The first night was difficult.  I climbed into her crib to nurse and hold her.  Every time I closed my eyes to sleep I replayed the event.  She didn't like the cords.  The monitors registered her in perfect health.  Every time she turned the cords wrapped around her.  I spent the night touching her and being thankful that she pulled through.  The next morning she was standing and trying to climb up the sides of the crib.  She babbled and laughed.  I noticed a new tooth.  My sweet little girl.  She is perfect.

We were discharged Thursday around noon.  Zobey was disconnected from all the wires.  I bathed her.  She still smelled like hospital but that was OK.  I carried her down the hall, passing faces of mothers.  We exchanged looks of sadness and relief and hope.  There was a mutual understanding exchanged.  We went outside.  Zobey was excited to be outdoors again.  Three butterflies fluttered in front of us as we walked down the sidewalk.  Zobey followed one with her eyes.  Angels.

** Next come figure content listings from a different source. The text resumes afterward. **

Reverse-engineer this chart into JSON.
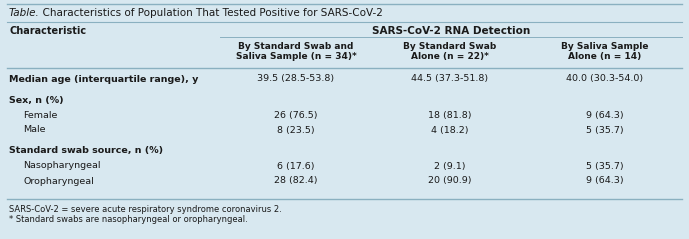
{
  "title_italic": "Table.",
  "title_normal": "  Characteristics of Population That Tested Positive for SARS-CoV-2",
  "col_header_main": "SARS-CoV-2 RNA Detection",
  "col_headers": [
    "By Standard Swab and\nSaliva Sample (n = 34)*",
    "By Standard Swab\nAlone (n = 22)*",
    "By Saliva Sample\nAlone (n = 14)"
  ],
  "row_label_col": "Characteristic",
  "rows": [
    {
      "label": "Median age (interquartile range), y",
      "bold": true,
      "indent": 0,
      "values": [
        "39.5 (28.5-53.8)",
        "44.5 (37.3-51.8)",
        "40.0 (30.3-54.0)"
      ],
      "spacer_after": true
    },
    {
      "label": "Sex, n (%)",
      "bold": true,
      "indent": 0,
      "values": [
        "",
        "",
        ""
      ],
      "spacer_after": false
    },
    {
      "label": "Female",
      "bold": false,
      "indent": 1,
      "values": [
        "26 (76.5)",
        "18 (81.8)",
        "9 (64.3)"
      ],
      "spacer_after": false
    },
    {
      "label": "Male",
      "bold": false,
      "indent": 1,
      "values": [
        "8 (23.5)",
        "4 (18.2)",
        "5 (35.7)"
      ],
      "spacer_after": true
    },
    {
      "label": "Standard swab source, n (%)",
      "bold": true,
      "indent": 0,
      "values": [
        "",
        "",
        ""
      ],
      "spacer_after": false
    },
    {
      "label": "Nasopharyngeal",
      "bold": false,
      "indent": 1,
      "values": [
        "6 (17.6)",
        "2 (9.1)",
        "5 (35.7)"
      ],
      "spacer_after": false
    },
    {
      "label": "Oropharyngeal",
      "bold": false,
      "indent": 1,
      "values": [
        "28 (82.4)",
        "20 (90.9)",
        "9 (64.3)"
      ],
      "spacer_after": false
    }
  ],
  "footnotes": [
    "SARS-CoV-2 = severe acute respiratory syndrome coronavirus 2.",
    "* Standard swabs are nasopharyngeal or oropharyngeal."
  ],
  "bg_color": "#d8e8f0",
  "line_color": "#8ab0c0",
  "text_color": "#1a1a1a",
  "figsize": [
    6.89,
    2.39
  ],
  "dpi": 100
}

A baby gate will be installed before the house is used again.  Our children will be learning a technique called Infant Swimming Research.  This teaches them to roll on their backs and float if they fall in the water.  As for the baby walker, I cut the seat and watched the garbage truck crush it and take it away.  Whining isn't as annoying anymore.  Every noise is a blessing.  And I am not bothered if one of them wants me to hold them all day even if there is work to be done.

We take life differently now.  Zobey is now 14 months and exhibits no damage from the accident.  Priorities have changed.  Some things are more important than others.  Safety is always on our mind.  Family is where we focus our energy.  We learned from the experience and aged a few years.  Life goes on.